Ingredients:
- 1 tbsp extra virgin olive oil
- 1 lb bulk Italian sausage
- 1 large yellow onion, finely diced
- 2 medium carrots, diced
- 2 stalks celery, diced
- 4 cloves garlic, minced
- 1 tsp dried oregano
- 1/2 tsp red pepper flakes
- 2 cans (15 oz each) cannellini beans, drained and rinsed
- 6 cups chicken bone broth
- 1 Parmesan cheese rind
- 1 bay leaf
- 5 oz fresh baby spinach
- 1 tbsp fresh lemon juice
- 1/2 cup freshly grated Parmigiano-Reggiano
- Kosher salt to taste
- Black pepper to taste
Instructions:
- Heat olive oil in a 6-quart Dutch oven over medium-high heat. Add the Italian sausage and break into bite-sized chunks. Cook for 6-8 minutes until deeply browned and crispy. Note: This crust is where 50% of your flavor lives.
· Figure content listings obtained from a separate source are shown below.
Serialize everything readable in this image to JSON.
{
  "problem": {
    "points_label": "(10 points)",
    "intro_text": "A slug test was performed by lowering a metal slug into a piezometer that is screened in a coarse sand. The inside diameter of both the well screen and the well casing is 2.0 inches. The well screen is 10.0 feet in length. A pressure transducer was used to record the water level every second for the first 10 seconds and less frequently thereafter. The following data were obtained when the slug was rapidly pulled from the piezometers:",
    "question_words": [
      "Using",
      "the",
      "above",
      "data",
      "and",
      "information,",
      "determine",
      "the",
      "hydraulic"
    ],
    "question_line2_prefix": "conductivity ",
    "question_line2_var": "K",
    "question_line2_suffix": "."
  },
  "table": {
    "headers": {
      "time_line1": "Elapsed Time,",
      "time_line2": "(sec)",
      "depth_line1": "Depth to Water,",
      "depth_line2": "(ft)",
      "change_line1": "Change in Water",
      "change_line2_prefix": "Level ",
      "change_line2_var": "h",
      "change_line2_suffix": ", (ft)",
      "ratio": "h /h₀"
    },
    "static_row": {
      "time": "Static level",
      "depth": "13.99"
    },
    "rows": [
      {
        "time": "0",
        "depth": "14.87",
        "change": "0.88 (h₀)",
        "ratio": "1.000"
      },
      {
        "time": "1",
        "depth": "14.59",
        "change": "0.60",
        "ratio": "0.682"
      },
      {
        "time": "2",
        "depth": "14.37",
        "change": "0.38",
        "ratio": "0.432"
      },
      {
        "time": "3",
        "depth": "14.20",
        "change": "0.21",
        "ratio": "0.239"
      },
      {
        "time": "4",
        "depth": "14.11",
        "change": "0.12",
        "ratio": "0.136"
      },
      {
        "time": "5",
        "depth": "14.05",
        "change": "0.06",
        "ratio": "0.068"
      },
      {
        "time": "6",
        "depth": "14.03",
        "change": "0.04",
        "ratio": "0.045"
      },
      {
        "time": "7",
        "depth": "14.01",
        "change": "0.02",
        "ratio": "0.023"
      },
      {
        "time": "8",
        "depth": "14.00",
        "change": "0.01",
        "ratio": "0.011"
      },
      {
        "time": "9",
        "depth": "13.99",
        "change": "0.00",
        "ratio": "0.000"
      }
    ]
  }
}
- Lower the heat to medium and add the diced onion, carrots, and celery to the pot. Sauté for 5 minutes until the onion is translucent and soft. The moisture from the vegetables will start to loosen the browned bits from the sausage.
- Stir in the minced garlic, dried oregano, and red pepper flakes. Cook for 1 minute until fragrant, being careful not to burn the garlic.
- Pour in 1 cup of the 6 cups chicken bone broth. Use your wooden spoon to scrape every last bit of fond from the bottom. Scrape until the bottom of the pot is clean.
- Add the remaining chicken bone broth, the 2 cans of rinsed cannellini beans, the Parmesan rind, and the bay leaf. Bring the mixture to a gentle boil.
- Once boiling, take your wooden spoon and mash about 1/2 cup of the beans against the side of the pot. Stir the mashed beans back into the liquid. Note: This creates a naturally creamy consistency without adding dairy.
- Reduce the heat to low. Simmer uncovered for 20 minutes. This allows the flavors to meld and the Parmesan rind to soften and release its oils.
- Remove and discard the Parmesan rind and the bay leaf. Stir in the 5 oz of baby spinach. Cook for 1-2 minutes until the leaves are wilted and bright green.
- Stir in the 1 tbsp fresh lemon juice. Taste the soup. Add kosher salt and black pepper as needed. The amount of salt will depend on how salty your broth and sausage were.
- Ladle the hot soup into bowls. Top with a generous dusting of Parmigiano Reggiano and a crack of black pepper. Serve immediately while the cheese is just beginning to melt into the broth.